AFTER letting himself down with American Hustle, David O. Russell re-teams with Jennifer Lawrence for their third collaboration, Joy, an inspiring rags-to-riches story that, though far from a classic, rebuilds trust in the director.
Joy Mangano (Lawrence) is a single mother of two living with her kids, grandmother Mimi (Diane Ladd) agoraphobic soap opera-obsessed mother Terri (Virginia Madsen), her ex-husband Tony (Edgar Ramirez) and her father Rudy (Robert De Niro). Barely able to pay the bills and delegated to night shift hours, an incident involving wine glasses inspires Joy to design the Miracle Mop, which she explains can prevent wetting someone and can last, rather than purchasing more than one standard mop.

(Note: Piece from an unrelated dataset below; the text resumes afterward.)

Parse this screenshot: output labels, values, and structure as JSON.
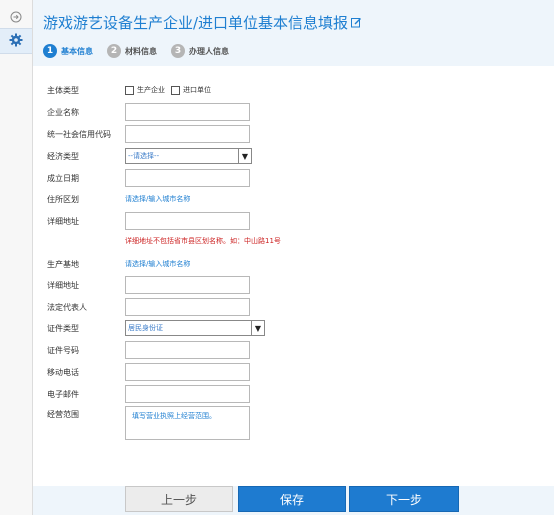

An idea that is considered ludicrous by various cynics in her family, the aim to bring the design into public life is helped by Rudy’s new girlfriend Trudy (Isabella Rossellini) financing the expansion and a chance meeting with QVC personnel Neil Walker (Bradley Cooper). As the product gradually takes off, the harsh realities of business come into play, not helpful giving Joy owes Trudy’s money and has gambled on her family’s security by taking out a second mortgage. With discoveries leading to avenues that even Joy may not have expected, it seems that the real hard work might still be to come.
Teaming up with Lawrence and continuing to cast De Niro and Cooper in supporting roles runs the risk of O. Russell becoming repetitive, especially given the disappointment of their previous collaboration. However, it the solid casting at of all three, in addition to the supporting performances, that contribute to the watchable nature of the piece.
As the film progresses, one can look at the struggles that befalls our heroine, and taking note of her grandmother’s words that one day she will succeed, it is clear that we sympathise and want Joy to succeed. Watching her get there is where the film also works well for entertainment value.
In one sequence, Joy desperately attempts to persuade shoppers outside a supermarket to purchase her product with no success until her best friend steps in. All is going well in that section until Joy’s products are taken away by the police, right in front of her embarrassed ex-husband and her devastated daughter.
This is one of a few moments which depict Joy in a scenario where despite the obstacles surrounding her, she is able to find a degree of happiness and success, only for something to come in the way and quickly end this all-too-brief moment of delight. The transition from disappointment to delight to disappointment again might play as slightly predictable but when taking into account the reasons why, frustrating to see Joy in pieces, it is justifiable from the storyline perspective.
In another sequence that grips, Joy and her family sit in excitement as her product goes on QVC for the first time, only for the pitch to be rendered disastrous due to the incompetence of the host. Cue Joy storming into Walker’s office and successfully demanding a second try on the condition she does the pitch, despite never been on TV before, and you have not just entertainment, but such through a strong-willed characterisation from Lawrence.
There is this notion that occurs throughout where we query why Joy can’t be given a break. It is this constant viewpoint stemming into the mind that tells us the film has succeeded at its job, because the risk versus reward scenario only gets higher as the film continues, maintain our interest. Even if at the end, we know where it is heading, watching what is taking place until it gets there is good in itself as it make us wish more for success in Joy’s life, as well as creating a new reputation.
There are a couple of storytelling mistakes that stop the film from getting higher than where it is. The idea of having the soap opera that Terri watches become part of the story occasionally proves unwelcome though, as the film would work without it anyway. Additionally, a couple of scenarios involving supporting characters often feel like they are heading for really entertaining viewing but move on as they seem to be approaching there.
Joy gets its message of hope put across well, thanks mainly to its reliable lead from Lawrence and an often humorous support from De Niro. It also plays as a moderate return to form for O. Russell in that though it is not as engaging as Silver Linings Playbook, it certainly does better than American Hustle.